Rapid and Efficient Prediction of Optical Extinction Coefficients for Gold Nanospheres and Gold Nanorods

Optical determination of the exact concentration of any given colloidal suspension of nanoparticles (NP) is complicated by the relative scarcity of NP-specific extinction coefficients and the rigor and expense of determining these constants experimentally. The discrete dipole approximation (DDA) theoretical technique allows for facile determination of NP energetic properties, therefore relating the extinction intensity provided by DDA to the extinction coefficient needed to determine the concentration of NP solutions would be extremely beneficial. We experimentally determine the extinction coefficients for a range of gold nanosphere and gold nanorod sizes, supplement these values with available literature values, and then use the Discrete Dipole Approximation theoretical technique to model the optical properties of each of these nanoparticles.
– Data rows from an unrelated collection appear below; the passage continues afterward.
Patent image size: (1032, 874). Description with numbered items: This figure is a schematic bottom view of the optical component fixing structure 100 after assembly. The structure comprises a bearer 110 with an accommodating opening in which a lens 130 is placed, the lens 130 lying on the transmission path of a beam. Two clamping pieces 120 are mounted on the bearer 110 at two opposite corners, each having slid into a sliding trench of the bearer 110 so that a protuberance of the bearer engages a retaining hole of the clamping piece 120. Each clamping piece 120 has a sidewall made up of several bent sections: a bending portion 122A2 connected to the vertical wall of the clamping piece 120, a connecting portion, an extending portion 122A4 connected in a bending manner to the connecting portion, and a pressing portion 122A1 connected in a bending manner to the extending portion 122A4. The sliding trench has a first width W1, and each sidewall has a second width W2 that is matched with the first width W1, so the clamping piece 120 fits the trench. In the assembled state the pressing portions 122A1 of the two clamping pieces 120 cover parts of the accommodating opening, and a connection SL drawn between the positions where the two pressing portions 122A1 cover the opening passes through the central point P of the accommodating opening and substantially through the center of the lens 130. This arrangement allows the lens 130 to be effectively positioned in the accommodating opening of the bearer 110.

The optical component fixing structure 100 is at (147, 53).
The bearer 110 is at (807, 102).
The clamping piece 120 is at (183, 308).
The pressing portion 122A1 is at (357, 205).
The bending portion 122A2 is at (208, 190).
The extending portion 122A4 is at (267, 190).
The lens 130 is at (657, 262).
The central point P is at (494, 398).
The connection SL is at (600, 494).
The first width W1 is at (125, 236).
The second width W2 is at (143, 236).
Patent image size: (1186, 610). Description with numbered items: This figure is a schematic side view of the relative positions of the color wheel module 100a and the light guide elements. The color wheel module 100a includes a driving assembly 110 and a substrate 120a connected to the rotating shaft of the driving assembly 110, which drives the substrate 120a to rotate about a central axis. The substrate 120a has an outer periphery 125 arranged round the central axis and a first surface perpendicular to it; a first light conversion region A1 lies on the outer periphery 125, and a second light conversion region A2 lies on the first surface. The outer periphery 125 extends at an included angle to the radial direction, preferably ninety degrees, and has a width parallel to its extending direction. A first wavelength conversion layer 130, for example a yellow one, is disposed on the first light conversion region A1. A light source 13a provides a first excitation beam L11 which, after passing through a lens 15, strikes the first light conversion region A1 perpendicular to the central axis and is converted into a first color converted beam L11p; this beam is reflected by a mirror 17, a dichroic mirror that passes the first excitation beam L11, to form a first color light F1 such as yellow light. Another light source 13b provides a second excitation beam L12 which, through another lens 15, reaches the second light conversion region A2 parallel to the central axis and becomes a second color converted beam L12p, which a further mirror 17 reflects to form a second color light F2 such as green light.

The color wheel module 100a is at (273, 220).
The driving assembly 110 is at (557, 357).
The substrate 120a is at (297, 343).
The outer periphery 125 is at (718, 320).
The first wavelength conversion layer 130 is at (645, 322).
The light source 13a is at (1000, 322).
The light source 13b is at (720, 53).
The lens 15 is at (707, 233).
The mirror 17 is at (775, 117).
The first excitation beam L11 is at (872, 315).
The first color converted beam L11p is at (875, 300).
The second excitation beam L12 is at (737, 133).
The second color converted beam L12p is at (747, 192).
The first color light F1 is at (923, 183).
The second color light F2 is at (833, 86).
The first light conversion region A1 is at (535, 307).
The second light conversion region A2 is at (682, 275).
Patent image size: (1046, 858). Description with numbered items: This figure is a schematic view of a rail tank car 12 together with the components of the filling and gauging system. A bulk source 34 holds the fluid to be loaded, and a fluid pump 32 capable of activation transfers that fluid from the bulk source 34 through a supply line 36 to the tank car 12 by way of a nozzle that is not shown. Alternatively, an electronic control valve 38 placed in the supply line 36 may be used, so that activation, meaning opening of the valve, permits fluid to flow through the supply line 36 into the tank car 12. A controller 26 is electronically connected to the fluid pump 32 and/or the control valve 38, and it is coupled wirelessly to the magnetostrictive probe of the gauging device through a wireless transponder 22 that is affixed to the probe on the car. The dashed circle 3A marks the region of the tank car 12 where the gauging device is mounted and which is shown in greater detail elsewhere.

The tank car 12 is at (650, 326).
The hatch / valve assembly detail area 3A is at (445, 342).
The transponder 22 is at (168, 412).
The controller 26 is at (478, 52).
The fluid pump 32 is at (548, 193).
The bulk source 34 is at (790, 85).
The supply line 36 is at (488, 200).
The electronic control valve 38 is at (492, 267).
We then develop a relationship between the theoretical extinction intensity provided by DDA and the extinction coefficients obtained experimentally. These relationships will allow future users to accurately predict extinction coefficients that are specific to the exact dimensions of the gold nanosphere or gold nanorod in question. Use of these relationships will greatly reduce both the time-scale and the cost of determining nanoparticle extinction coefficients by circumventing the need for costly, time-consuming analytical experiments.